2

I'm parsing HTML and trying to value of a parent node itself, without values of the children nodes.

HTML example:

<html>
    <body>
        <div>
             <a href="http://intro.com">extra stuff</a>
             Text I would like to get.
             <a href="http://example.com">link to example</a>
        </div>
    </body>
</html>

Code:

def tagsoupParser = new org.ccil.cowan.tagsoup.Parser()
def slurper = new XmlSlurper(tagsoupParser)
def htmlParsed = slurper.parseText(stringToParse)

println htmlParsed.body.div[0]

However above code returns:

extra stuff Text I would like to get. link to example

How can I get only parent node value without children? Example:

Text I would like to get.

P.S: I tried removing extra elements by doing substring but it proves to be unreliable.

MeIr
  • 7,236
  • 6
  • 47
  • 80

2 Answers2

2

If you switch to using XmlParser instead of XmlSlurper, you can do:

println htmlParsed.body.div[0].localText()[0]

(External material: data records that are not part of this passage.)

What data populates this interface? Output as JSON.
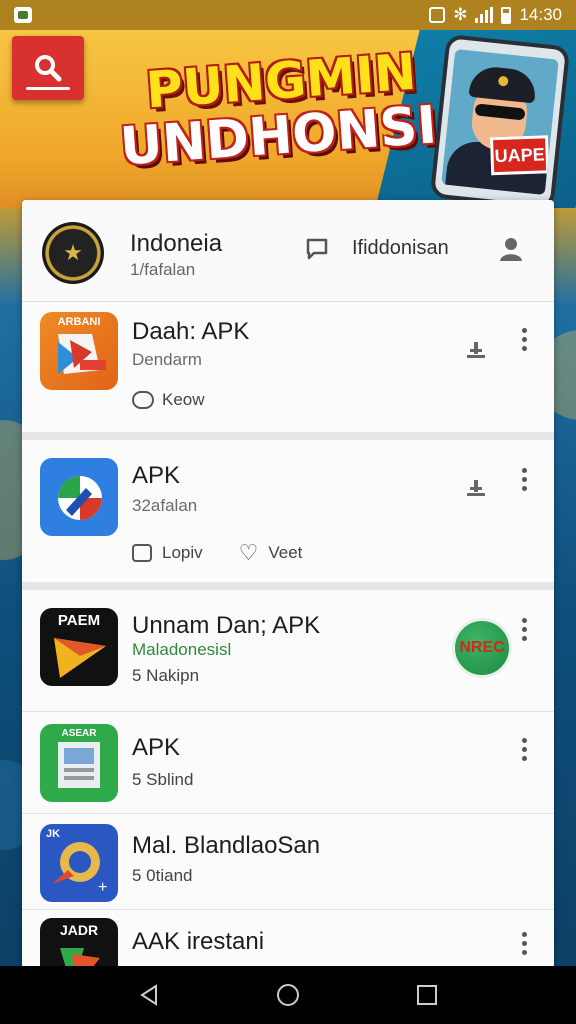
{
  "status_bar": {
    "time": "14:30"
  },
  "banner": {
    "title_line1": "PUNGMIN",
    "title_line2": "UNDHONSIA!",
    "sticker_text": "UAPE"
  },
  "header": {
    "title": "Indoneia",
    "subtitle": "1/fafalan",
    "link_text": "Ifiddonisan"
  },
  "apps": [
    {
      "icon_label": "ARBANI",
      "name": "Daah: APK",
      "subtitle": "Dendarm",
      "meta1_icon": "infinity-icon",
      "meta1": "Keow"
    },
    {
      "icon_label": "",
      "name": "APK",
      "subtitle": "32afalan",
      "meta1_icon": "square-icon",
      "meta1": "Lopiv",
      "meta2_icon": "heart-icon",
      "meta2": "Veet"
    },
    {
      "icon_label": "PAEM",
      "name": "Unnam Dan; APK",
      "subtitle": "Maladonesisl",
      "meta1_icon": "circle-number-icon",
      "meta1": "5 Nakipn",
      "badge": "NREC"
    },
    {
      "icon_label": "ASEAR",
      "name": "APK",
      "meta1": "5 Sblind"
    },
    {
      "icon_label": "JK",
      "name": "Mal. BlandlaoSan",
      "meta1": "5 0tiand"
    },
    {
      "icon_label": "JADR",
      "name": "AAK irestani"
    }
  ],
  "colors": {
    "banner_yellow": "#f7c642",
    "search_red": "#d8312f",
    "badge_green": "#1f8a45",
    "nav_black": "#000000"
  }
}
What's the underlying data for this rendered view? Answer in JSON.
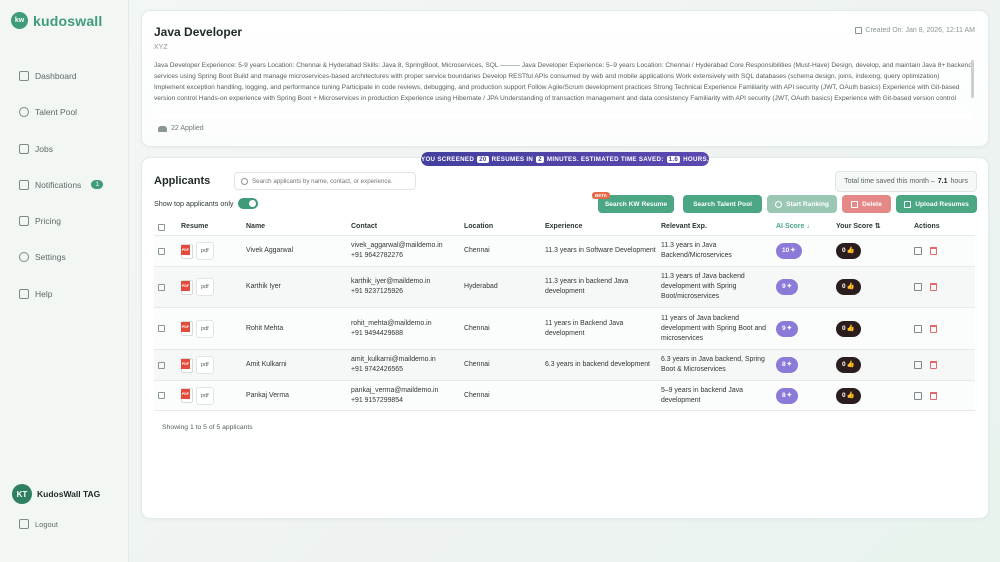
{
  "brand": {
    "mark": "kw",
    "name": "kudoswall"
  },
  "sidebar": {
    "items": [
      {
        "label": "Dashboard",
        "icon": "dashboard-icon"
      },
      {
        "label": "Talent Pool",
        "icon": "talent-pool-icon"
      },
      {
        "label": "Jobs",
        "icon": "jobs-icon"
      },
      {
        "label": "Notifications",
        "icon": "bell-icon",
        "badge": "1"
      },
      {
        "label": "Pricing",
        "icon": "pricing-icon"
      },
      {
        "label": "Settings",
        "icon": "gear-icon"
      },
      {
        "label": "Help",
        "icon": "help-icon"
      }
    ],
    "user": {
      "initials": "KT",
      "name": "KudosWall TAG"
    },
    "logout": "Logout"
  },
  "job": {
    "title": "Java Developer",
    "company": "XYZ",
    "created": "Created On: Jan 8, 2026, 12:11 AM",
    "description": "Java Developer Experience: 5-9 years Location: Chennai & Hyderabad Skills: Java 8, SpringBoot, Microservices, SQL ——— Java Developer Experience: 5–9 years Location: Chennai / Hyderabad Core Responsibilities (Must-Have) Design, develop, and maintain Java 8+ backend services using Spring Boot Build and manage microservices-based architectures with proper service boundaries Develop RESTful APIs consumed by web and mobile applications Work extensively with SQL databases (schema design, joins, indexing, query optimization) Implement exception handling, logging, and performance tuning Participate in code reviews, debugging, and production support Follow Agile/Scrum development practices Strong Technical Experience Familiarity with API security (JWT, OAuth basics) Experience with Git-based version control Hands-on experience with Spring Boot + Microservices in production Experience using Hibernate / JPA Understanding of transaction management and data consistency Familiarity with API security (JWT, OAuth basics) Experience with Git-based version control",
    "applied": "22 Applied"
  },
  "banner": {
    "prefix": "YOU SCREENED",
    "resumes": "20",
    "mid": "RESUMES IN",
    "minutes": "2",
    "mid2": "MINUTES. ESTIMATED TIME SAVED:",
    "hours": "1.6",
    "suffix": "HOURS."
  },
  "applicants": {
    "title": "Applicants",
    "search_placeholder": "Search applicants by name, contact, or experience.",
    "time_saved_label": "Total time saved this month –",
    "time_saved_value": "7.1",
    "time_saved_unit": "hours",
    "toggle_label": "Show top applicants only",
    "buttons": {
      "beta": "BETA",
      "kw": "Search KW Resume",
      "talent": "Search Talent Pool",
      "rank": "Start Ranking",
      "delete": "Delete",
      "upload": "Upload Resumes"
    },
    "columns": [
      "Resume",
      "Name",
      "Contact",
      "Location",
      "Experience",
      "Relevant Exp.",
      "AI Score",
      "Your Score",
      "Actions"
    ],
    "sort_down": "↓",
    "sort_both": "⇅",
    "rows": [
      {
        "resume": "pdf",
        "name": "Vivek Aggarwal",
        "email": "vivek_aggarwal@maildemo.in",
        "phone": "+91 9642782276",
        "location": "Chennai",
        "experience": "11.3 years in Software Development",
        "relevant": "11.3 years in Java Backend/Microservices",
        "ai": "10",
        "your": "0"
      },
      {
        "resume": "pdf",
        "name": "Karthik Iyer",
        "email": "karthik_iyer@maildemo.in",
        "phone": "+91 9237125926",
        "location": "Hyderabad",
        "experience": "11.3 years in backend Java development",
        "relevant": "11.3 years of Java backend development with Spring Boot/microservices",
        "ai": "9",
        "your": "0"
      },
      {
        "resume": "pdf",
        "name": "Rohit Mehta",
        "email": "rohit_mehta@maildemo.in",
        "phone": "+91 9494429688",
        "location": "Chennai",
        "experience": "11 years in Backend Java development",
        "relevant": "11 years of Java backend development with Spring Boot and microservices",
        "ai": "9",
        "your": "0"
      },
      {
        "resume": "pdf",
        "name": "Amit Kulkarni",
        "email": "amit_kulkarni@maildemo.in",
        "phone": "+91 9742426565",
        "location": "Chennai",
        "experience": "6.3 years in backend development",
        "relevant": "6.3 years in Java backend, Spring Boot & Microservices",
        "ai": "8",
        "your": "0"
      },
      {
        "resume": "pdf",
        "name": "Pankaj Verma",
        "email": "pankaj_verma@maildemo.in",
        "phone": "+91 9157299854",
        "location": "Chennai",
        "experience": "",
        "relevant": "5–9 years in backend Java development",
        "ai": "8",
        "your": "0"
      }
    ],
    "showing": "Showing 1 to 5 of 5 applicants"
  }
}
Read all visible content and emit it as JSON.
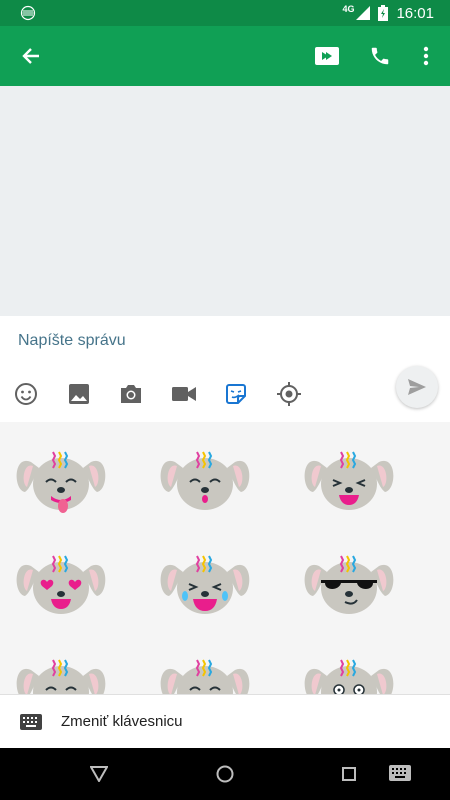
{
  "status_bar": {
    "network": "4G",
    "time": "16:01"
  },
  "compose": {
    "placeholder": "Napíšte správu"
  },
  "keyboard_switch": {
    "label": "Zmeniť klávesnicu"
  },
  "stickers": [
    "dog-tongue",
    "dog-surprised",
    "dog-laughing",
    "dog-heart-eyes",
    "dog-crying-laughing",
    "dog-sunglasses",
    "dog-kiss",
    "dog-teary",
    "dog-dizzy"
  ],
  "colors": {
    "status_bar": "#0e8a47",
    "app_bar": "#10a055",
    "placeholder": "#46748a"
  }
}
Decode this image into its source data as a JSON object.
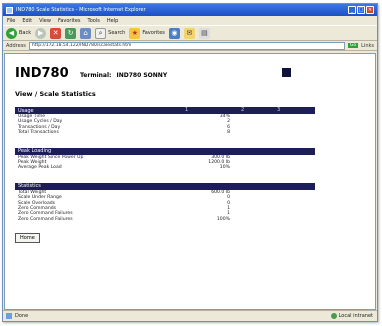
{
  "window": {
    "title": "IND780 Scale Statistics - Microsoft Internet Explorer",
    "menu": [
      "File",
      "Edit",
      "View",
      "Favorites",
      "Tools",
      "Help"
    ],
    "toolbar": {
      "back_label": "Back",
      "search_label": "Search",
      "favorites_label": "Favorites"
    },
    "address": {
      "label": "Address",
      "url": "http://172.18.54.122/IND780/scalestats.htm",
      "go_label": "Go",
      "links_label": "Links"
    }
  },
  "header": {
    "device": "IND780",
    "terminal_label": "Terminal:",
    "terminal_name": "IND780 SONNY"
  },
  "page_title": "View / Scale Statistics",
  "sections": [
    {
      "title": "Usage",
      "markers": [
        "1",
        "2",
        "3"
      ],
      "rows": [
        {
          "label": "Usage Time",
          "value": "34%"
        },
        {
          "label": "Usage Cycles / Day",
          "value": "2"
        },
        {
          "label": "Transactions / Day",
          "value": "6"
        },
        {
          "label": "Total Transactions",
          "value": "8"
        }
      ]
    },
    {
      "title": "Peak Loading",
      "markers": [],
      "rows": [
        {
          "label": "Peak Weight Since Power Up",
          "value": "300.0 lb"
        },
        {
          "label": "Peak Weight",
          "value": "1200.0 lb"
        },
        {
          "label": "Average Peak Load",
          "value": "10%"
        }
      ]
    },
    {
      "title": "Statistics",
      "markers": [],
      "rows": [
        {
          "label": "Total Weight",
          "value": "600.0 lb"
        },
        {
          "label": "Scale Under Range",
          "value": "0"
        },
        {
          "label": "Scale Overloads",
          "value": "0"
        },
        {
          "label": "Zero Commands",
          "value": "1"
        },
        {
          "label": "Zero Command Failures",
          "value": "1"
        },
        {
          "label": "Zero Command Failures",
          "value": "100%"
        }
      ]
    }
  ],
  "home_button": "Home",
  "statusbar": {
    "status": "Done",
    "zone": "Local intranet"
  },
  "colors": {
    "section_header": "#1d1d5a",
    "title_bar": "#1c4fc7"
  }
}
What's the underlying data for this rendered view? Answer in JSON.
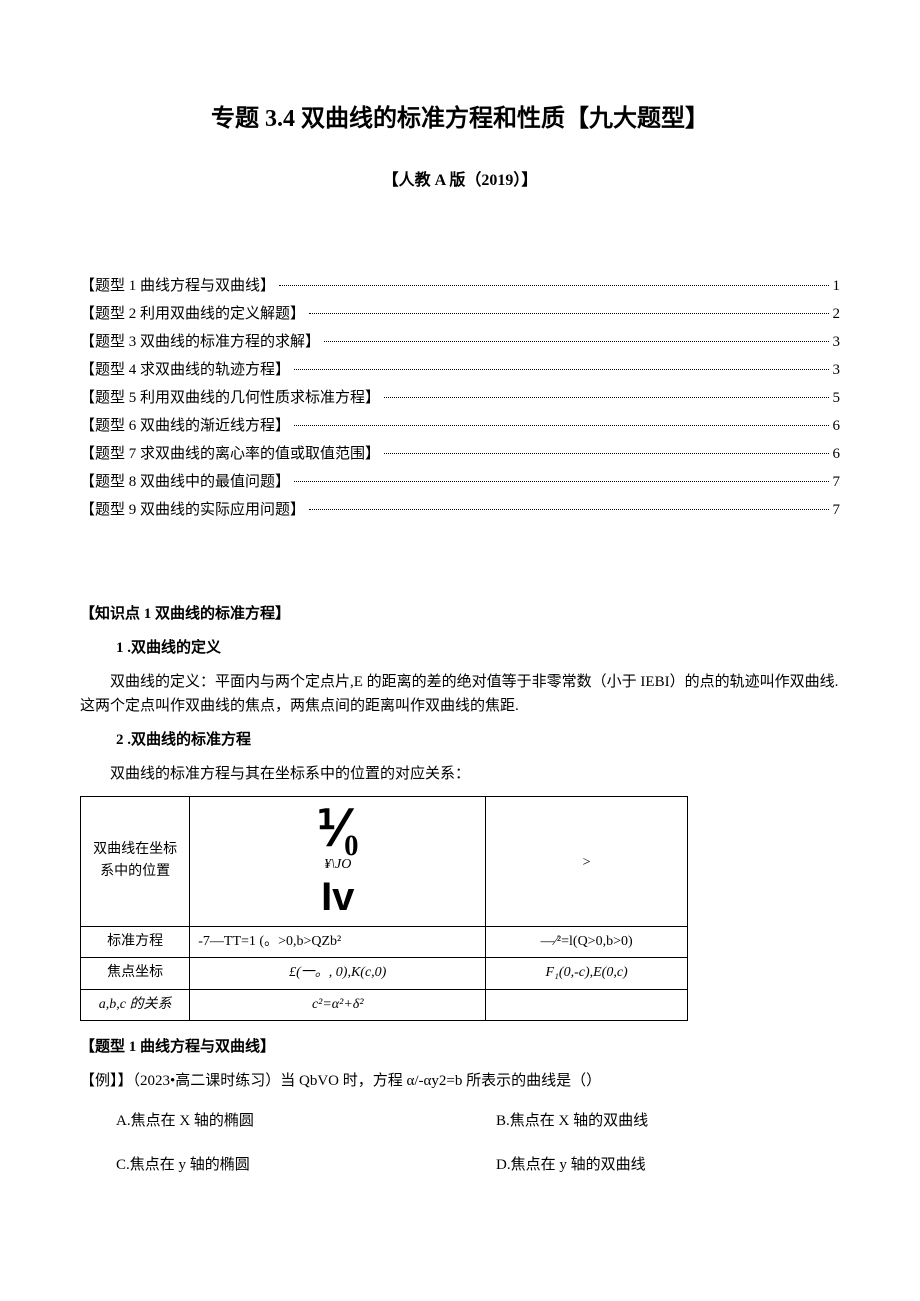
{
  "title": "专题 3.4 双曲线的标准方程和性质【九大题型】",
  "subtitle": "【人教 A 版（2019）】",
  "toc": [
    {
      "label": "【题型 1 曲线方程与双曲线】",
      "page": "1"
    },
    {
      "label": "【题型 2 利用双曲线的定义解题】",
      "page": "2"
    },
    {
      "label": "【题型 3 双曲线的标准方程的求解】",
      "page": "3"
    },
    {
      "label": "【题型 4 求双曲线的轨迹方程】",
      "page": "3"
    },
    {
      "label": "【题型 5 利用双曲线的几何性质求标准方程】",
      "page": "5"
    },
    {
      "label": "【题型 6 双曲线的渐近线方程】",
      "page": "6"
    },
    {
      "label": "【题型 7 求双曲线的离心率的值或取值范围】",
      "page": "6"
    },
    {
      "label": "【题型 8 双曲线中的最值问题】",
      "page": "7"
    },
    {
      "label": "【题型 9 双曲线的实际应用问题】",
      "page": "7"
    }
  ],
  "knowledge": {
    "heading": "【知识点 1 双曲线的标准方程】",
    "sub1_title": "1 .双曲线的定义",
    "sub1_body": "双曲线的定义：平面内与两个定点片,E 的距离的差的绝对值等于非零常数（小于 IEBI）的点的轨迹叫作双曲线. 这两个定点叫作双曲线的焦点，两焦点间的距离叫作双曲线的焦距.",
    "sub2_title": "2 .双曲线的标准方程",
    "sub2_body": "双曲线的标准方程与其在坐标系中的位置的对应关系：",
    "table": {
      "row1_label": "双曲线在坐标系中的位置",
      "row1_cell1_top": "¥\\JO",
      "row1_cell2_top": ">",
      "row2_label": "标准方程",
      "row2_cell1": "-7—TT=1 (。>0,b>QZb²",
      "row2_cell2": "—∕²=l(Q>0,b>0)",
      "row3_label": "焦点坐标",
      "row3_cell1": "£(一。, 0),K(c,0)",
      "row3_cell2": "F₁(0,-c),E(0,c)",
      "row4_label": "a,b,c 的关系",
      "row4_cell1": "c²=α²+δ²",
      "row4_cell2": ""
    }
  },
  "q1": {
    "heading": "【题型 1 曲线方程与双曲线】",
    "stem": "【例】】（2023•高二课时练习）当 QbVO 时，方程 α/-αy2=b 所表示的曲线是（）",
    "optA": "A.焦点在 X 轴的椭圆",
    "optB": "B.焦点在 X 轴的双曲线",
    "optC": "C.焦点在 y 轴的椭圆",
    "optD": "D.焦点在 y 轴的双曲线"
  }
}
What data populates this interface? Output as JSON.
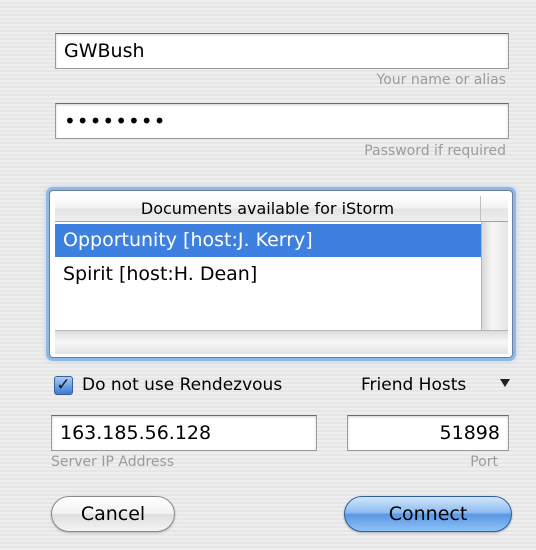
{
  "login": {
    "name_value": "GWBush",
    "name_hint": "Your name or alias",
    "password_value": "••••••••",
    "password_hint": "Password if required"
  },
  "documents": {
    "header": "Documents available for iStorm",
    "items": [
      {
        "label": "Opportunity [host:J. Kerry]",
        "selected": true
      },
      {
        "label": "Spirit [host:H. Dean]",
        "selected": false
      }
    ]
  },
  "options": {
    "rendezvous_label": "Do not use Rendezvous",
    "rendezvous_checked": true,
    "checkmark": "✓",
    "friend_hosts_label": "Friend Hosts"
  },
  "server": {
    "ip_value": "163.185.56.128",
    "ip_label": "Server IP Address",
    "port_value": "51898",
    "port_label": "Port"
  },
  "buttons": {
    "cancel_label": "Cancel",
    "connect_label": "Connect"
  },
  "colors": {
    "selection": "#3d80df",
    "focus_ring": "#8fb8e6",
    "default_button": "#5a97e6"
  },
  "icons": {
    "dropdown": "chevron-down-icon",
    "checkbox": "checkmark-icon"
  }
}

Assuming you are on Groovy 2.3+

tim_yates
  • 167,322
  • 27
  • 342
  • 338
  • Tried and here is exception: No signature of method: groovy.util.slurpersupport.NodeChildren.localText() – MeIr Apr 14 '15 at 14:05
  • Fair enough...thought it was Parser only :-) – tim_yates Apr 14 '15 at 14:11
  • I wish I could switch to Parser but everything is written using Slurper. – MeIr Apr 14 '15 at 14:14
  • @Melr that looks like a Groovy version, not a Parser/Slurper issue... What version of Groovy are you on? – tim_yates Apr 14 '15 at 14:32
  • 1
    @MeIr I *think* you can use this kind of workaround: `htmlParsed.body.div[0].nodeIterator().collect().find().@children.findAll { it instanceof String }.join()` if you can't upgrade version... – tim_yates Apr 14 '15 at 14:38
1

No need to switch to XmlParser, just cast the first div as NodeChild:

def html = new XmlSlurper().parseText(xml)
def text = (html.body.div.first() as NodeChild).localText().first()
// Using @CompileStatic:
GPathResult html = new XmlSlurper().parseText(xml)
GPathResult div = html["body"]["div"]
String text = (div.first() as NodeChild).localText().first()
lepe
  • 24,677
  • 9
  • 99
  • 108